The CFA spokesmen both emphasized that opting out is not a viable option, despite Premier Wynne’s insistence it is. Himanen stated that withdrawing a student from the curriculum could be considered discriminatory or harassing under the Ontario Human Rights Code. Iacobelli pointed out the long-running case of Steve Tourloukis, the Hamilton father mired in a three-year lawsuit with the school board over his right to withdraw his children from classes he objects to, and to be informed about what his children will be taught.
Another CFA member, Feras Marish, noted that parents will pull their kids from school in September indefinitely if necessary, pointing to the successful school “strike” in May, in which an estimated 70,000 children were kept home from school across Ontario to protest the sex-ed curriculum.
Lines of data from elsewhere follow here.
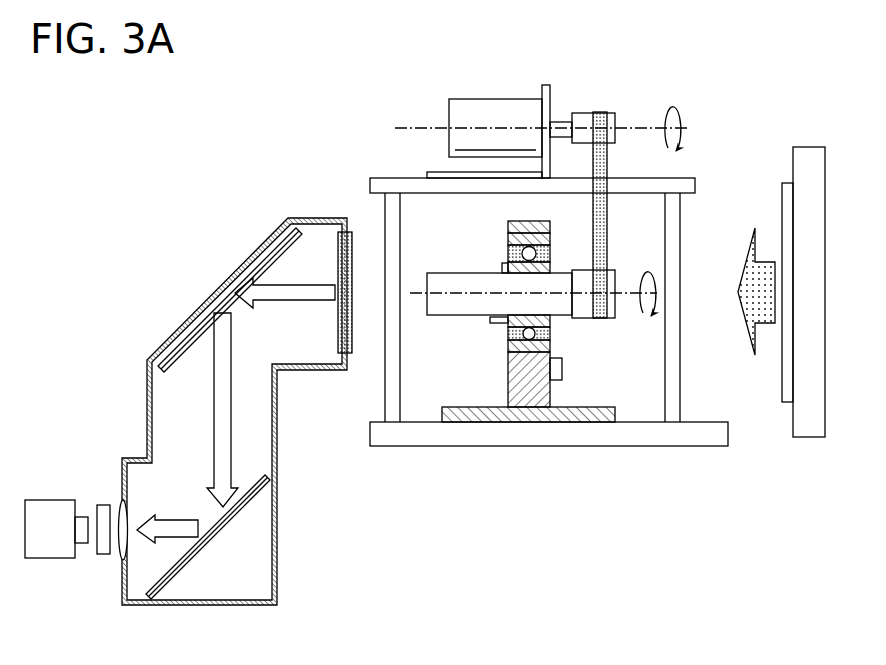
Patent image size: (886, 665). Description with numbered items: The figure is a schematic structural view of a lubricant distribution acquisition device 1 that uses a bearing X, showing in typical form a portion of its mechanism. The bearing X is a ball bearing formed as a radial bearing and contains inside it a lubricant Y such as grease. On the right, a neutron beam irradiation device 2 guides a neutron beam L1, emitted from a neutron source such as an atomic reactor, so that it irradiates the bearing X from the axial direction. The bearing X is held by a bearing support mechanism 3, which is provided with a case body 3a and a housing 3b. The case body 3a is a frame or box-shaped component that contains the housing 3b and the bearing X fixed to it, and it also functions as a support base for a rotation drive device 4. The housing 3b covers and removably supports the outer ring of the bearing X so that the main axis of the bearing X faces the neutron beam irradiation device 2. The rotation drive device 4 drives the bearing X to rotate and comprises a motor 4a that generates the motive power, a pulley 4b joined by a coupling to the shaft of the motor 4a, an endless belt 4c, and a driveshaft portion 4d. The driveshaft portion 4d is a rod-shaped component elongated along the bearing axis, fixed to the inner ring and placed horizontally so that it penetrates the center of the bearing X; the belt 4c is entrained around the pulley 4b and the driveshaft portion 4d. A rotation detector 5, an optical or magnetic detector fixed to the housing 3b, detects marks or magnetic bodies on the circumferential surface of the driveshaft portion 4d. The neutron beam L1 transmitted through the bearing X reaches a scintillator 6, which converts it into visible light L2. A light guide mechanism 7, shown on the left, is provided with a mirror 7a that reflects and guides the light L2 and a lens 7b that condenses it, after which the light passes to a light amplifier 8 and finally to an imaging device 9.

The lubricant distribution acquisition device 1 is at (564, 264).
The neutron beam irradiation device 2 is at (812, 147).
The bearing support mechanism 3 is at (700, 458).
The case body 3a is at (680, 390).
The housing 3b is at (530, 407).
The rotation drive device 4 is at (541, 190).
The motor 4a is at (500, 99).
The pulley 4b is at (613, 118).
The belt 4c is at (603, 223).
The driveshaft portion 4d is at (613, 302).
The rotation detector 5 is at (562, 368).
The scintillator 6 is at (350, 247).
The light guide mechanism 7 is at (176, 310).
The mirror 7a is at (228, 292).
The lens 7b is at (128, 517).
The light amplifier 8 is at (105, 554).
The imaging device 9 is at (43, 500).
The bearing X is at (497, 251).
The lubricant Y is at (545, 253).
The neutron beam L1 is at (768, 328).
The light L2 is at (287, 302).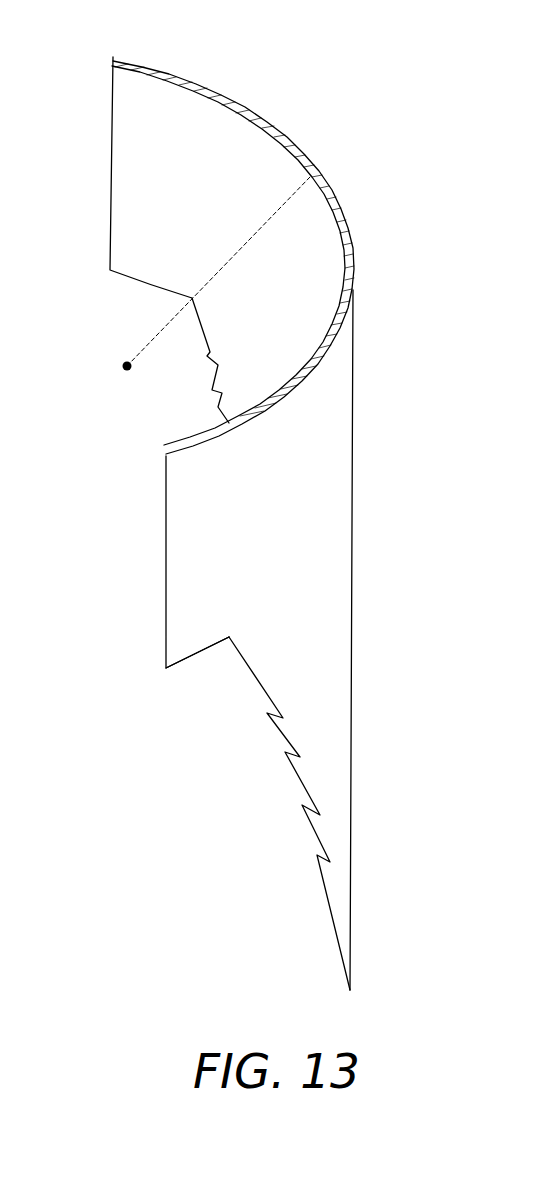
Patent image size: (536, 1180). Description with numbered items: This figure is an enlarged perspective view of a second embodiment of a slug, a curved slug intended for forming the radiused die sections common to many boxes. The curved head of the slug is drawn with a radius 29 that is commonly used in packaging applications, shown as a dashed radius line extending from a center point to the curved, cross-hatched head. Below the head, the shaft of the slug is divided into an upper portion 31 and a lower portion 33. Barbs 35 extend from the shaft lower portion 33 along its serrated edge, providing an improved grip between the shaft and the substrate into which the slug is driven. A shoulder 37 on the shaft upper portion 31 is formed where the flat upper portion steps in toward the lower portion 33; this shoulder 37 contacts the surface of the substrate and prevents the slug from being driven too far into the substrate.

The radius 29 is at (170, 323).
The upper portion 31 is at (164, 552).
The lower portion 33 is at (354, 749).
The barbs 35 is at (300, 805).
The shoulder 37 is at (179, 664).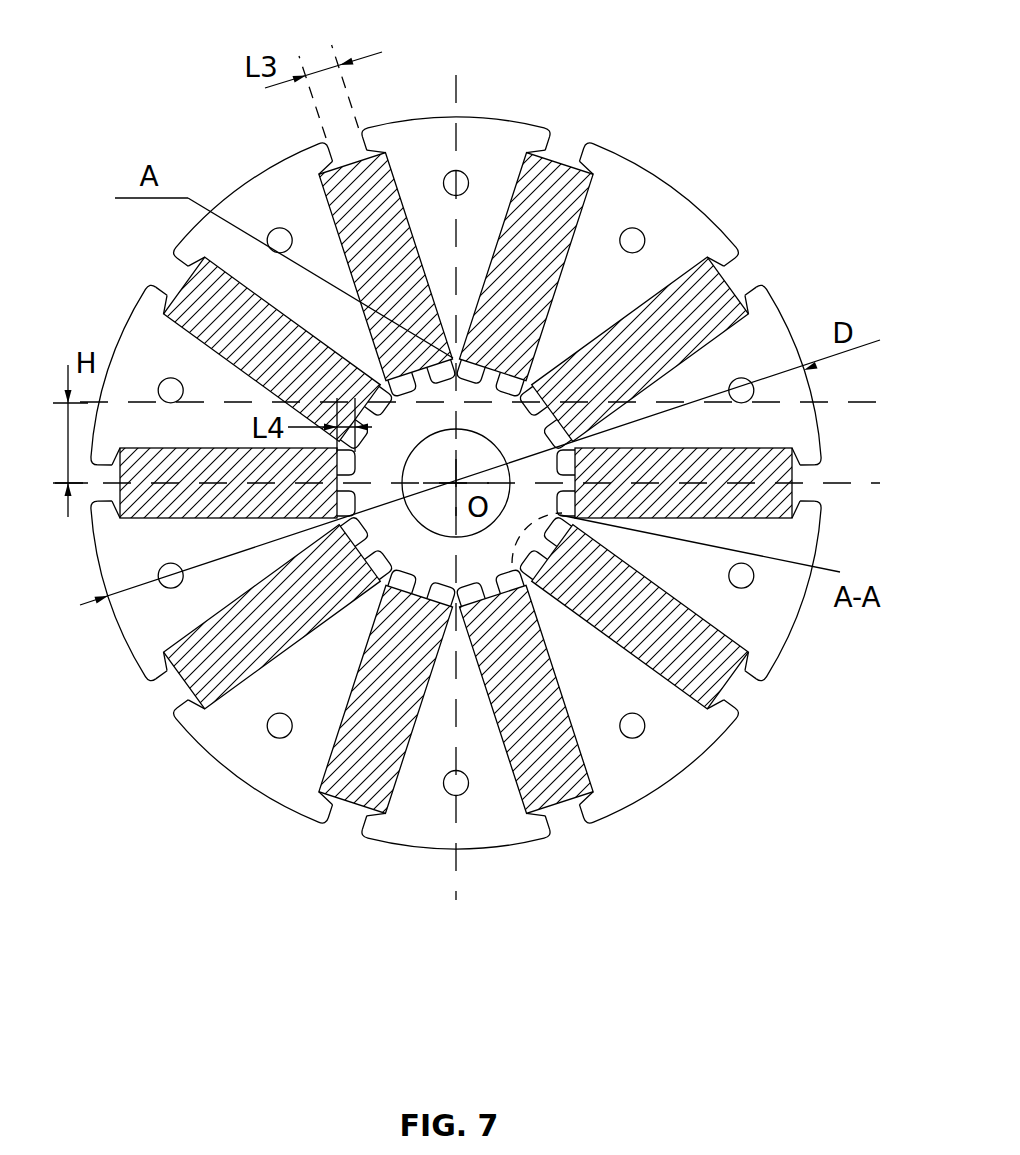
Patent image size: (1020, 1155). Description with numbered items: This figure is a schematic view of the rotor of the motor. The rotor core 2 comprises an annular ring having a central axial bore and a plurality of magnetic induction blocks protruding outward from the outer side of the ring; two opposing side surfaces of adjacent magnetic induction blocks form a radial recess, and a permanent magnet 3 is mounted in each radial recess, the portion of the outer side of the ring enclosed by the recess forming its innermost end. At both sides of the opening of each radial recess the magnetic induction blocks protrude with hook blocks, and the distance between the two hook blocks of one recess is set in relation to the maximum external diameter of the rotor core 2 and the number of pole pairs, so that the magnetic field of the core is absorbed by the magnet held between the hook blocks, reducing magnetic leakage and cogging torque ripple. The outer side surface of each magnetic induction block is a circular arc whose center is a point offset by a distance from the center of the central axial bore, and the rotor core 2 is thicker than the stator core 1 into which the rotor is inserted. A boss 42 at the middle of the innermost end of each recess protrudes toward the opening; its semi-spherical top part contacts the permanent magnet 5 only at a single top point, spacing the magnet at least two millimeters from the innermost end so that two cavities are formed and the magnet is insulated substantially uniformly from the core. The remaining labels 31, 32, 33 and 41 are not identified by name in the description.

The stator core 1 is at (433, 500).
The rotor core 2 is at (451, 503).
The permanent magnet 3 is at (466, 503).
The outer arc surface of magnetic conductive block 31 is at (271, 803).
The side wall of magnet slot 32 is at (722, 717).
The rivet hole 33 is at (743, 578).
The first limiting portion 41 is at (750, 683).
The boss 42 is at (550, 403).
The permanent magnet 5 is at (202, 484).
CFA’s Jotvinder Sidhu noted that the Liberal government is “bullying” parents by forcing through a sex-ed curriculum that is “not acceptable to us.” He said schools are usually so attentive to parental rights they send home a form asking if a child can “have a piece of pizza.” But in this far more sensitive area, parental rights are trampled on.
“CFA calls on the government to do the right thing: listen to parents and drop the controversial curriculum,” said Iacobelli. “CFA will continue to reject any intrusion into the private lives of their families.” Or as CFA’s Maggie Amin put it: “We don’t want the government to co-parent with us.”
McNaughton, a staunch advocate for parental rights presented the 185,000-name petition that afternoon – on International Children’s Day, as he noted. Most of the MPPs, however, began exiting the chamber as he rose to speak, because voting was finished. Wynne remained but chatted with two other members, seemingly oblivious to the proceedings.
The petitioners asked the government not only for a repeal of the sex-ed curriculum, but for a “meaningful parental consultation process that actually gets buy-in from parents across the province of Ontario,” McNaughton said. “I’m proud to support this petition and will be signing it.”
That makes 185,001 names. And as the CFA continues its determined and united opposition, no doubt there will be more.